Aprender a orientarse sin aplicación: el método de alineaciones
Las aplicaciones móviles que identifican las estrellas apuntando el smartphone hacia el cielo son prácticas. Pero crean una dependencia que impide comprender la lógica del cielo.
El método más eficaz sigue siendo el de las alineaciones. Primero localiza una constelación fácil (la Osa Mayor, por ejemplo), luego utiliza sus estrellas como flechas para encontrar otros puntos de referencia. Dos estrellas del “carro” de la Osa Mayor apuntan hacia la estrella Polar. Esta primera alineación da el norte celeste y sirve de pivote para todo lo demás.
Con tres o cuatro alineaciones memorizadas, puede identificar una quincena de constelaciones y localizar los planetas visibles en una fecha determinada. Un mapa del cielo rotativo (un disco de cartón que se ajusta a la fecha y la hora) completa este enfoque sin pantalla.

Observación visual o astrofotografía: dos prácticas distintas
La observación a través del ocular y la fotografía del cielo no utilizan el mismo material y no requieren las mismas habilidades. Confundir ambas es una fuente frecuente de decepción entre los principiantes.
En la observación visual, un Dobson de buen diámetro es suficiente. Miras directamente a través del ocular, percibes los anillos de Saturno, las bandas nubosas de Júpiter, la estructura de una nebulosa. La imagen percibida a simple vista es fugaz y sutil, muy diferente de las fotos de larga exposición.
La astrofotografía requiere una montura ecuatorial motorizada capaz de seguir la rotación del cielo con una precisión del orden de unos pocos segundos de arco. Se debe añadir una cámara o una cámara dedicada, un autoguiado y un software de procesamiento. El presupuesto y la curva de aprendizaje son considerablemente más altos.
Comenzar con la fotografía con un smartphone en un telescopio es posible para la Luna (los resultados son a menudo sorprendentes). Para los objetos del cielo profundo (nebulosas, galaxias), el enfoque requiere una inversión en material y horas de práctica en procesamiento de imágenes.

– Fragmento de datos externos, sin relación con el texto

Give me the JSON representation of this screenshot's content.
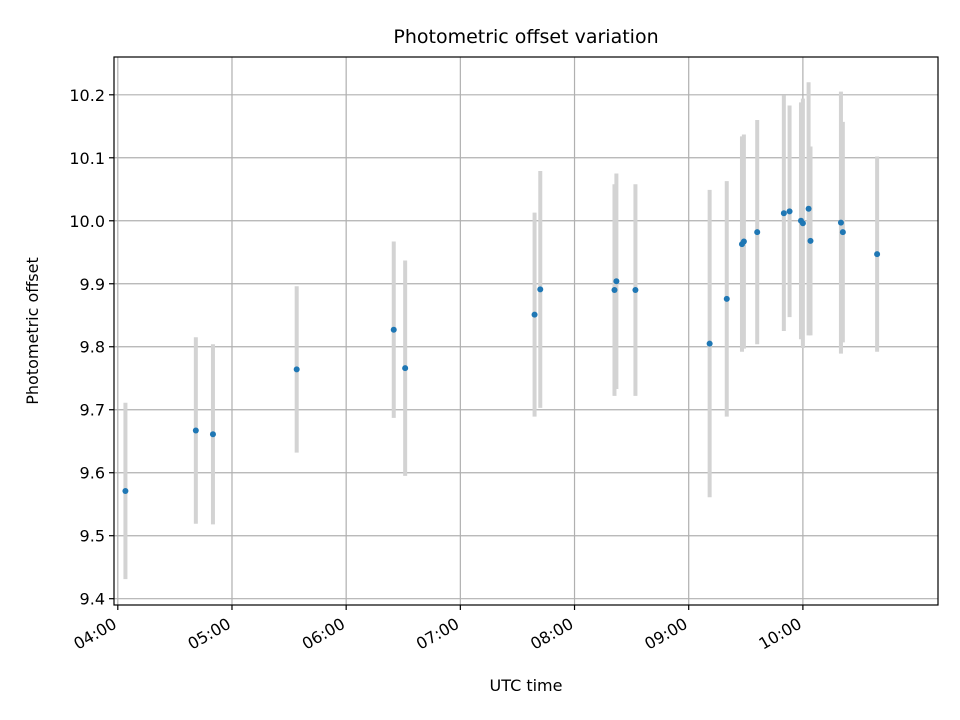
{
  "chart_data": {
    "type": "scatter",
    "title": "Photometric offset variation",
    "xlabel": "UTC time",
    "ylabel": "Photometric offset",
    "x_ticks": [
      "04:00",
      "05:00",
      "06:00",
      "07:00",
      "08:00",
      "09:00",
      "10:00"
    ],
    "y_ticks": [
      "9.4",
      "9.5",
      "9.6",
      "9.7",
      "9.8",
      "9.9",
      "10.0",
      "10.1",
      "10.2"
    ],
    "xlim": [
      "03:58",
      "11:11"
    ],
    "ylim": [
      9.39,
      10.26
    ],
    "grid": true,
    "legend": "none",
    "colors": {
      "point": "#1f77b4",
      "errorbar": "#d3d3d3",
      "grid": "#b0b0b0"
    },
    "points": [
      {
        "x": "04:04",
        "y": 9.571,
        "err": 0.14
      },
      {
        "x": "04:41",
        "y": 9.667,
        "err": 0.148
      },
      {
        "x": "04:50",
        "y": 9.661,
        "err": 0.143
      },
      {
        "x": "05:34",
        "y": 9.764,
        "err": 0.132
      },
      {
        "x": "06:25",
        "y": 9.827,
        "err": 0.14
      },
      {
        "x": "06:31",
        "y": 9.766,
        "err": 0.171
      },
      {
        "x": "07:39",
        "y": 9.851,
        "err": 0.162
      },
      {
        "x": "07:42",
        "y": 9.891,
        "err": 0.188
      },
      {
        "x": "08:21",
        "y": 9.89,
        "err": 0.168
      },
      {
        "x": "08:22",
        "y": 9.904,
        "err": 0.171
      },
      {
        "x": "08:32",
        "y": 9.89,
        "err": 0.168
      },
      {
        "x": "09:11",
        "y": 9.805,
        "err": 0.244
      },
      {
        "x": "09:20",
        "y": 9.876,
        "err": 0.187
      },
      {
        "x": "09:28",
        "y": 9.963,
        "err": 0.171
      },
      {
        "x": "09:29",
        "y": 9.967,
        "err": 0.17
      },
      {
        "x": "09:36",
        "y": 9.982,
        "err": 0.178
      },
      {
        "x": "09:50",
        "y": 10.012,
        "err": 0.187
      },
      {
        "x": "09:53",
        "y": 10.015,
        "err": 0.168
      },
      {
        "x": "09:59",
        "y": 10.0,
        "err": 0.188
      },
      {
        "x": "10:00",
        "y": 9.996,
        "err": 0.198
      },
      {
        "x": "10:03",
        "y": 10.019,
        "err": 0.201
      },
      {
        "x": "10:04",
        "y": 9.968,
        "err": 0.15
      },
      {
        "x": "10:20",
        "y": 9.997,
        "err": 0.208
      },
      {
        "x": "10:21",
        "y": 9.982,
        "err": 0.175
      },
      {
        "x": "10:39",
        "y": 9.947,
        "err": 0.155
      }
    ]
  }
}
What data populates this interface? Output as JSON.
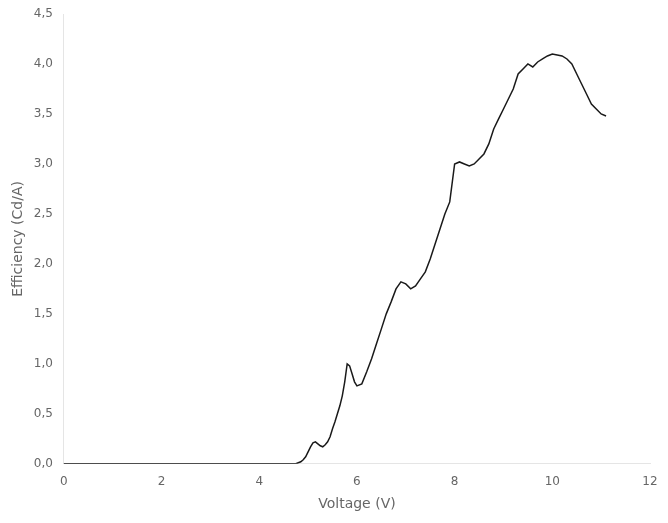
{
  "chart_data": {
    "type": "line",
    "xlabel": "Voltage (V)",
    "ylabel": "Efficiency (Cd/A)",
    "x": [
      0.0,
      1.0,
      2.0,
      3.0,
      4.0,
      4.5,
      4.6,
      4.7,
      4.75,
      4.8,
      4.85,
      4.9,
      4.95,
      5.0,
      5.05,
      5.1,
      5.15,
      5.2,
      5.25,
      5.3,
      5.35,
      5.4,
      5.45,
      5.5,
      5.55,
      5.6,
      5.65,
      5.7,
      5.75,
      5.8,
      5.85,
      5.9,
      5.95,
      6.0,
      6.1,
      6.2,
      6.3,
      6.4,
      6.5,
      6.6,
      6.7,
      6.8,
      6.9,
      7.0,
      7.1,
      7.2,
      7.3,
      7.4,
      7.5,
      7.6,
      7.7,
      7.8,
      7.9,
      8.0,
      8.1,
      8.2,
      8.3,
      8.4,
      8.5,
      8.6,
      8.7,
      8.8,
      8.9,
      9.0,
      9.1,
      9.2,
      9.3,
      9.4,
      9.5,
      9.6,
      9.7,
      9.8,
      9.9,
      10.0,
      10.1,
      10.2,
      10.3,
      10.4,
      10.5,
      10.6,
      10.7,
      10.8,
      10.9,
      11.0,
      11.1
    ],
    "values": [
      0.0,
      0.0,
      0.0,
      0.0,
      0.0,
      0.0,
      0.0,
      0.0,
      0.0,
      0.01,
      0.02,
      0.04,
      0.07,
      0.12,
      0.17,
      0.21,
      0.22,
      0.2,
      0.18,
      0.17,
      0.19,
      0.22,
      0.27,
      0.35,
      0.42,
      0.5,
      0.58,
      0.68,
      0.82,
      1.0,
      0.98,
      0.9,
      0.82,
      0.78,
      0.8,
      0.92,
      1.05,
      1.2,
      1.35,
      1.5,
      1.62,
      1.75,
      1.82,
      1.8,
      1.75,
      1.78,
      1.85,
      1.92,
      2.05,
      2.2,
      2.35,
      2.5,
      2.62,
      3.0,
      3.02,
      3.0,
      2.98,
      3.0,
      3.05,
      3.1,
      3.2,
      3.35,
      3.45,
      3.55,
      3.65,
      3.75,
      3.9,
      3.95,
      4.0,
      3.97,
      4.02,
      4.05,
      4.08,
      4.1,
      4.09,
      4.08,
      4.05,
      4.0,
      3.9,
      3.8,
      3.7,
      3.6,
      3.55,
      3.5,
      3.48
    ],
    "color": "#1a1a1a",
    "xlim": [
      0,
      12
    ],
    "ylim": [
      0,
      4.5
    ],
    "xticks": [
      0,
      2,
      4,
      6,
      8,
      10,
      12
    ],
    "yticks": [
      {
        "value": 0.0,
        "label": "0,0"
      },
      {
        "value": 0.5,
        "label": "0,5"
      },
      {
        "value": 1.0,
        "label": "1,0"
      },
      {
        "value": 1.5,
        "label": "1,5"
      },
      {
        "value": 2.0,
        "label": "2,0"
      },
      {
        "value": 2.5,
        "label": "2,5"
      },
      {
        "value": 3.0,
        "label": "3,0"
      },
      {
        "value": 3.5,
        "label": "3,5"
      },
      {
        "value": 4.0,
        "label": "4,0"
      },
      {
        "value": 4.5,
        "label": "4,5"
      }
    ],
    "grid": false
  }
}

Unirse a un club de astronomía local permite probar diferentes instrumentos antes de comprar y aprender los gestos técnicos de manos de practicantes experimentados. La mayoría de los clubes organizan noches de observación abiertas a principiantes, a menudo durante las Noches de las Estrellas o en reuniones mensuales.
El cielo es accesible para todos, pero progresar pasa por la observación regular en lugar de por la compra de material. Un par de binoculares utilizados cada semana enseña más que un telescopio sacado dos veces al año.